Crohn’s disease, also known as Crohn syndrome and regional enteritis, is a type of inflammatory bowel disease that may affect any part of the gastrointestinal tract from mouth to anus, causing a wide variety of symptoms. It primarily causes abdominal pain, diarrhea (which may be bloody if inflammation is at its worst), vomiting (can be continuous), or weight loss, but may also cause complications outside the gastrointestinal tract such as skin rashes, arthritis, inflammation of the eye, tiredness, and lack of concentration. Crohn’s disease is caused by interactions between environmental, immunological and bacterial factors in genetically susceptible individuals. This results in a chronic inflammatory disorder, in which the body’s immune system attacks the gastrointestinal tract possibly directed at microbial antigens. Crohn’s disease has wrongly been described as an autoimmune disease in the past; recent investigators have described it as an immune deficiency state.
Crohn’s disease seems to be caused by a combination of environmental factors and genetic predisposition. Crohn’s is the first genetically complex disease in which the relationship between genetic risk factors and the immune system is understood in considerable detail. Each individual risk mutation makes a small contribution to the overall risk of Crohn’s (approximately 1:200). The genetic data, and direct assessment of patient immunity, indicates a malfunction in the innate immune system. In this view, the chronic inflammation of Crohn’s is caused when the adaptive immune system tries to compensate for a deficient innate immune system.

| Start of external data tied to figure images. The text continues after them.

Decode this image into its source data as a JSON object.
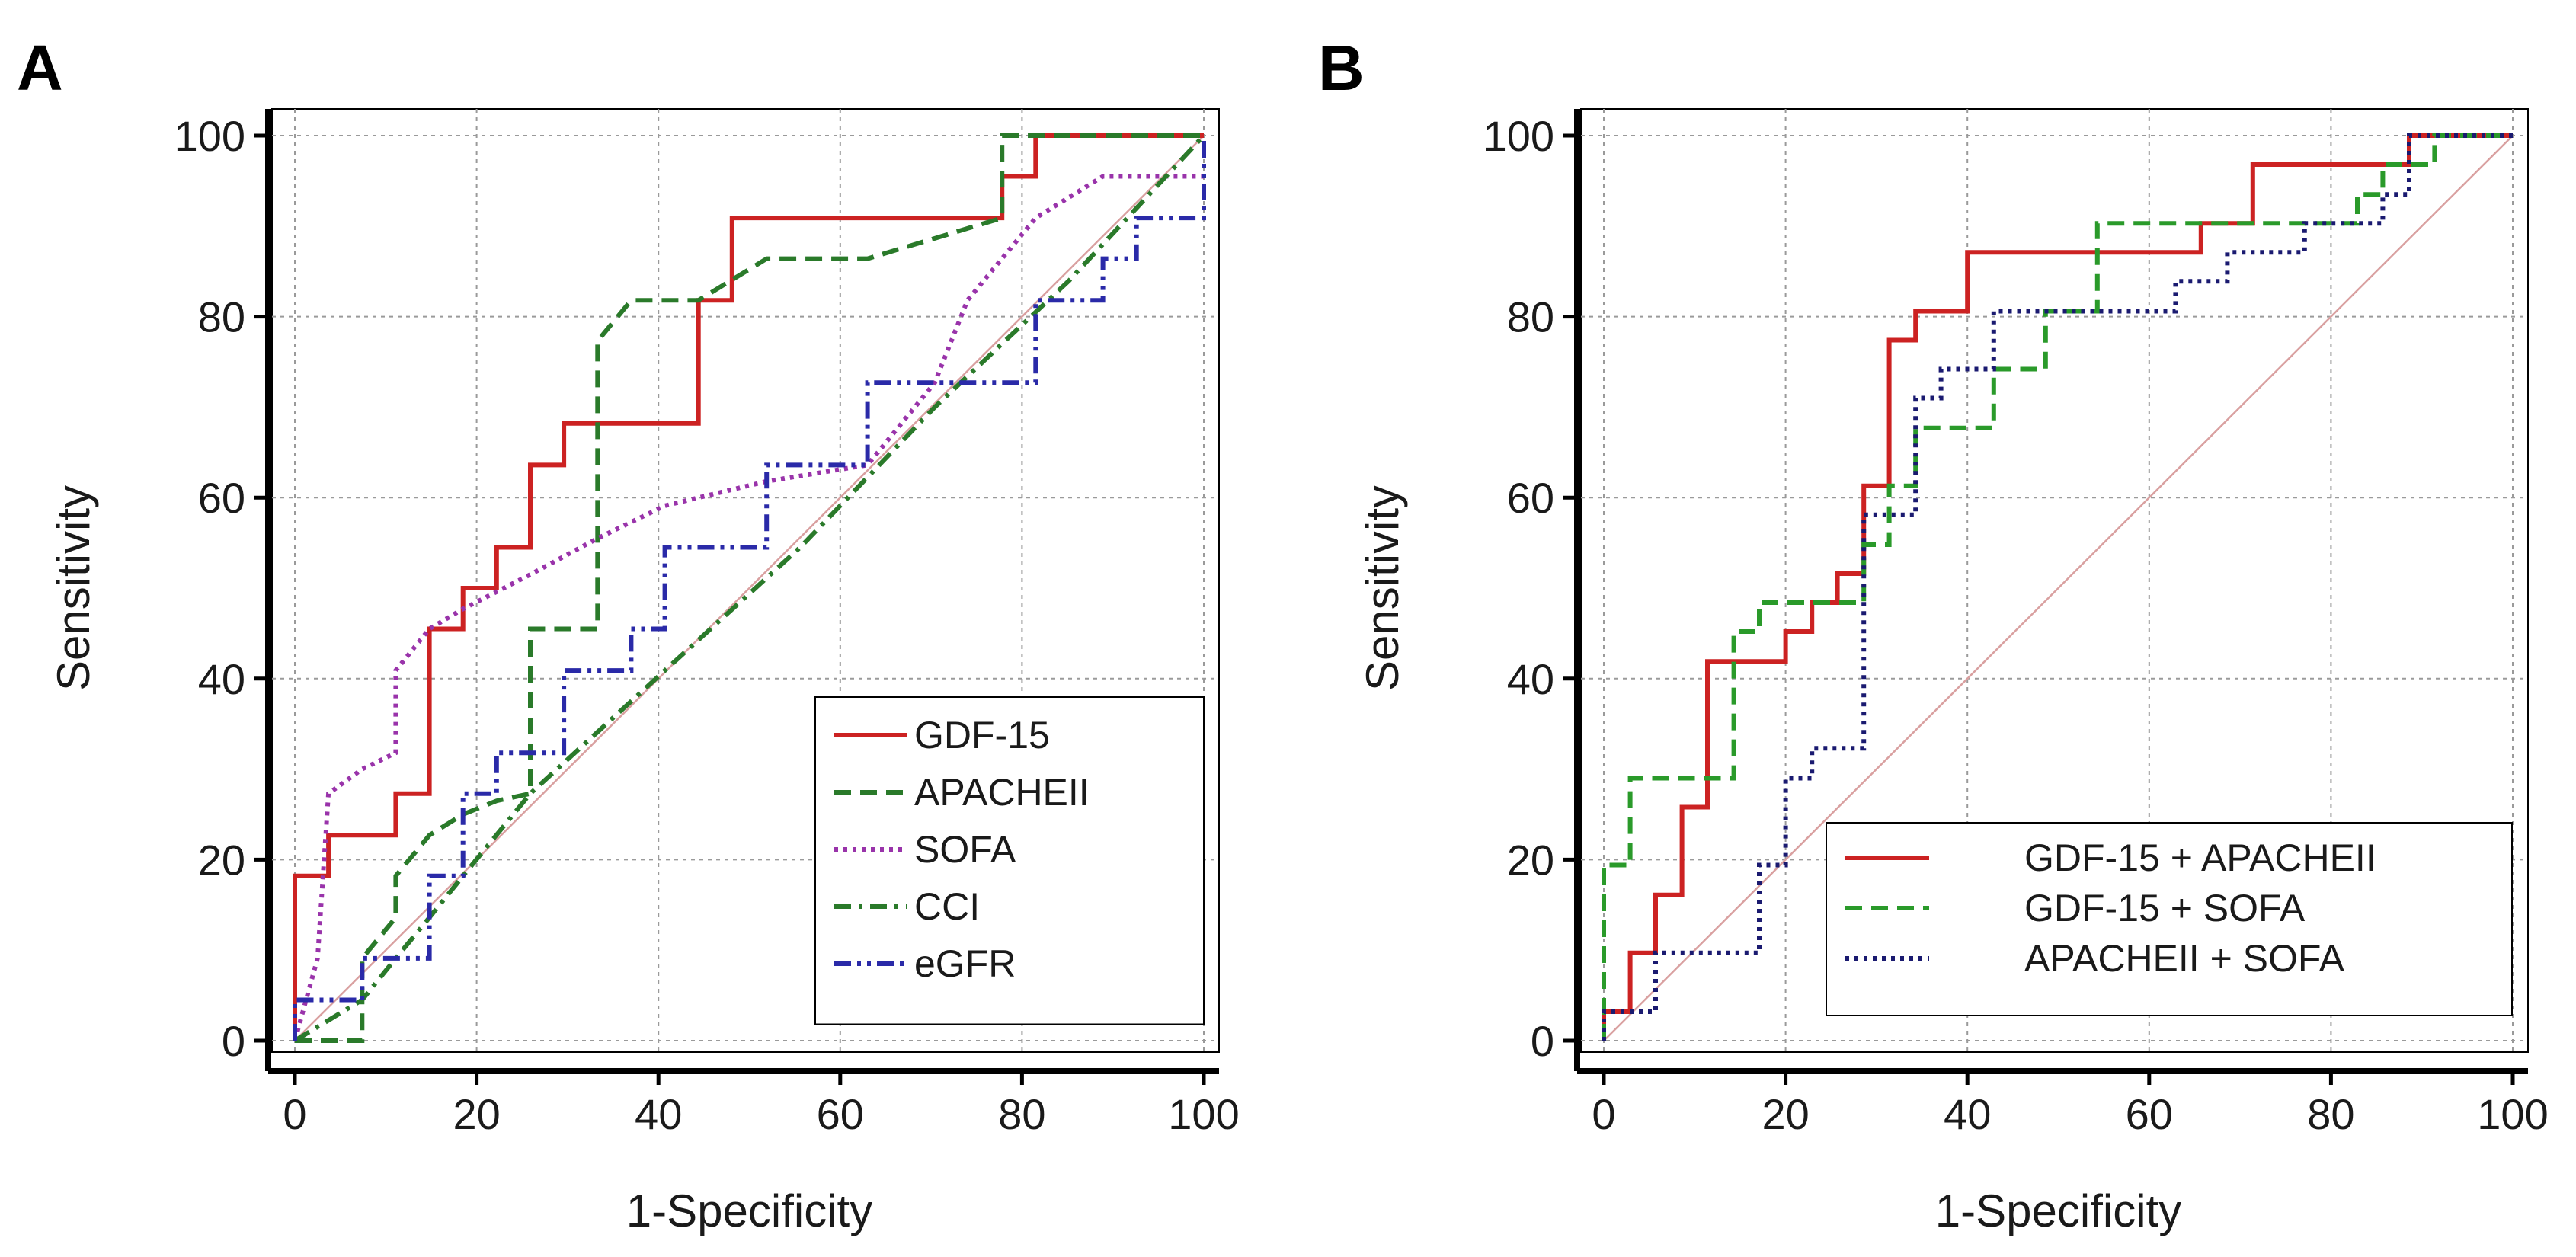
{
  "chart_data": [
    {
      "type": "line",
      "panel": "A",
      "title": "",
      "xlabel": "1-Specificity",
      "ylabel": "Sensitivity",
      "xlim": [
        0,
        100
      ],
      "ylim": [
        0,
        100
      ],
      "xticks": [
        0,
        20,
        40,
        60,
        80,
        100
      ],
      "yticks": [
        0,
        20,
        40,
        60,
        80,
        100
      ],
      "grid": true,
      "legend_position": "bottom-right",
      "reference_line": {
        "x": [
          0,
          100
        ],
        "y": [
          0,
          100
        ],
        "color": "#d9a0a0"
      },
      "series": [
        {
          "name": "GDF-15",
          "style": "solid",
          "color": "#cc2222",
          "step": true,
          "x": [
            0,
            0,
            3.7,
            3.7,
            11.1,
            11.1,
            14.8,
            14.8,
            18.5,
            18.5,
            22.2,
            22.2,
            25.9,
            25.9,
            29.6,
            29.6,
            44.4,
            44.4,
            48.1,
            48.1,
            77.8,
            77.8,
            81.5,
            81.5,
            100
          ],
          "y": [
            0,
            18.2,
            18.2,
            22.7,
            22.7,
            27.3,
            27.3,
            45.5,
            45.5,
            50,
            50,
            54.5,
            54.5,
            63.6,
            63.6,
            68.2,
            68.2,
            81.8,
            81.8,
            90.9,
            90.9,
            95.5,
            95.5,
            100,
            100
          ]
        },
        {
          "name": "APACHEII",
          "style": "dashed",
          "color": "#2a7a2a",
          "step": false,
          "x": [
            0,
            3.7,
            7.4,
            7.4,
            11.1,
            11.1,
            14.8,
            18.5,
            22.2,
            25.9,
            25.9,
            29.6,
            33.3,
            33.3,
            37,
            44.4,
            51.9,
            63,
            77.8,
            77.8,
            100
          ],
          "y": [
            0,
            0,
            0,
            9.1,
            13.6,
            18.2,
            22.7,
            25,
            26.5,
            27.3,
            45.5,
            45.5,
            45.5,
            77.3,
            81.8,
            81.8,
            86.4,
            86.4,
            90.9,
            100,
            100
          ]
        },
        {
          "name": "SOFA",
          "style": "dotted",
          "color": "#9933aa",
          "step": false,
          "x": [
            0,
            2.5,
            3.7,
            7.4,
            11.1,
            11.1,
            14.8,
            18.5,
            25.9,
            33.3,
            40.7,
            51.9,
            63,
            70.4,
            74,
            81.5,
            88.9,
            100
          ],
          "y": [
            0,
            9.1,
            27.3,
            30,
            31.8,
            40.9,
            45.5,
            47.7,
            51.5,
            55.5,
            59.1,
            61.8,
            63.6,
            72.7,
            81.8,
            90.9,
            95.5,
            95.5
          ]
        },
        {
          "name": "CCI",
          "style": "dashdot",
          "color": "#2a7a2a",
          "step": false,
          "x": [
            0,
            7.4,
            11.1,
            14.8,
            18.5,
            25.9,
            40.7,
            55.6,
            70.4,
            85.2,
            100
          ],
          "y": [
            0,
            4.5,
            9.1,
            13.6,
            18.2,
            27.3,
            40.9,
            54.5,
            70,
            84,
            100
          ]
        },
        {
          "name": "eGFR",
          "style": "dashdotdot",
          "color": "#2a2aa8",
          "step": true,
          "x": [
            0,
            0,
            7.4,
            7.4,
            14.8,
            14.8,
            18.5,
            18.5,
            22.2,
            22.2,
            29.6,
            29.6,
            37,
            37,
            40.7,
            40.7,
            51.9,
            51.9,
            63,
            63,
            81.5,
            81.5,
            88.9,
            88.9,
            92.6,
            92.6,
            100,
            100
          ],
          "y": [
            0,
            4.5,
            4.5,
            9.1,
            9.1,
            18.2,
            18.2,
            27.3,
            27.3,
            31.8,
            31.8,
            40.9,
            40.9,
            45.5,
            45.5,
            54.5,
            54.5,
            63.6,
            63.6,
            72.7,
            72.7,
            81.8,
            81.8,
            86.4,
            86.4,
            90.9,
            90.9,
            100
          ]
        }
      ]
    },
    {
      "type": "line",
      "panel": "B",
      "title": "",
      "xlabel": "1-Specificity",
      "ylabel": "Sensitivity",
      "xlim": [
        0,
        100
      ],
      "ylim": [
        0,
        100
      ],
      "xticks": [
        0,
        20,
        40,
        60,
        80,
        100
      ],
      "yticks": [
        0,
        20,
        40,
        60,
        80,
        100
      ],
      "grid": true,
      "legend_position": "bottom-right",
      "reference_line": {
        "x": [
          0,
          100
        ],
        "y": [
          0,
          100
        ],
        "color": "#d9a0a0"
      },
      "series": [
        {
          "name": "GDF-15 + APACHEII",
          "style": "solid",
          "color": "#cc2222",
          "step": true,
          "x": [
            0,
            0,
            2.9,
            2.9,
            5.7,
            5.7,
            8.6,
            8.6,
            11.4,
            11.4,
            20,
            20,
            22.9,
            22.9,
            25.7,
            25.7,
            28.6,
            28.6,
            31.4,
            31.4,
            34.3,
            34.3,
            40,
            40,
            65.7,
            65.7,
            71.4,
            71.4,
            88.6,
            88.6,
            100
          ],
          "y": [
            0,
            3.2,
            3.2,
            9.7,
            9.7,
            16.1,
            16.1,
            25.8,
            25.8,
            41.9,
            41.9,
            45.2,
            45.2,
            48.4,
            48.4,
            51.6,
            51.6,
            61.3,
            61.3,
            77.4,
            77.4,
            80.6,
            80.6,
            87.1,
            87.1,
            90.3,
            90.3,
            96.8,
            96.8,
            100,
            100
          ]
        },
        {
          "name": "GDF-15 + SOFA",
          "style": "dashed",
          "color": "#2a9a2a",
          "step": true,
          "x": [
            0,
            0,
            2.9,
            2.9,
            14.3,
            14.3,
            17.1,
            17.1,
            28.6,
            28.6,
            31.4,
            31.4,
            34.3,
            34.3,
            42.9,
            42.9,
            48.6,
            48.6,
            54.3,
            54.3,
            82.9,
            82.9,
            85.7,
            85.7,
            91.4,
            91.4,
            100
          ],
          "y": [
            0,
            19.4,
            19.4,
            29,
            29,
            45.2,
            45.2,
            48.4,
            48.4,
            54.8,
            54.8,
            61.3,
            61.3,
            67.7,
            67.7,
            74.2,
            74.2,
            80.6,
            80.6,
            90.3,
            90.3,
            93.5,
            93.5,
            96.8,
            96.8,
            100,
            100
          ]
        },
        {
          "name": "APACHEII + SOFA",
          "style": "dotted",
          "color": "#1a1a70",
          "step": true,
          "x": [
            0,
            0,
            5.7,
            5.7,
            17.1,
            17.1,
            20,
            20,
            22.9,
            22.9,
            28.6,
            28.6,
            34.3,
            34.3,
            37.1,
            37.1,
            42.9,
            42.9,
            62.9,
            62.9,
            68.6,
            68.6,
            77.1,
            77.1,
            85.7,
            85.7,
            88.6,
            88.6,
            100
          ],
          "y": [
            0,
            3.2,
            3.2,
            9.7,
            9.7,
            19.4,
            19.4,
            29,
            29,
            32.3,
            32.3,
            58.1,
            58.1,
            71,
            71,
            74.2,
            74.2,
            80.6,
            80.6,
            83.9,
            83.9,
            87.1,
            87.1,
            90.3,
            90.3,
            93.5,
            93.5,
            100,
            100
          ]
        }
      ]
    }
  ]
}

During a colonoscopy, biopsies of the colon are often taken to confirm the diagnosis. Certain characteristic features of the pathology seen point toward Crohn’s disease; it shows a transmural pattern of inflammation, meaning the inflammation may span the entire depth of the intestinal wall. Ulceration is an outcome seen in highly active disease. There is usually an abrupt transition between unaffected tissue and the ulcer – a characteristic sign known as skip lesions. Under a microscope, biopsies of the affected colon may show mucosal inflammation, characterized by focal infiltration of neutrophils, a type of inflammatory cell, into the epithelium. This typically occurs in the area overlying lymphoid aggregates. These neutrophils, along with mononuclear cells, may infiltrate the crypts, leading to inflammation (crypititis) or abscess (crypt abscess). Granulomas, aggregates of macrophage derivatives known as giant cells, are found in 50% of cases and are most specific for Crohn’s disease. The granulomas of Crohn’s disease do not show “caseation”, a cheese-like appearance on microscopic examination characteristic of granulomas associated with infections, such as tuberculosis. Biopsies may also show chronic mucosal damage, as evidenced by blunting of the intestinal villi, atypical branching of the crypts, and a change in the tissue type (metaplasia). One example of such metaplasia, Paneth cell metaplasia, involves development of Paneth cells (typically found in the small intestine and a key regulator of intestinal microbiota) in other parts of the gastrointestinal system.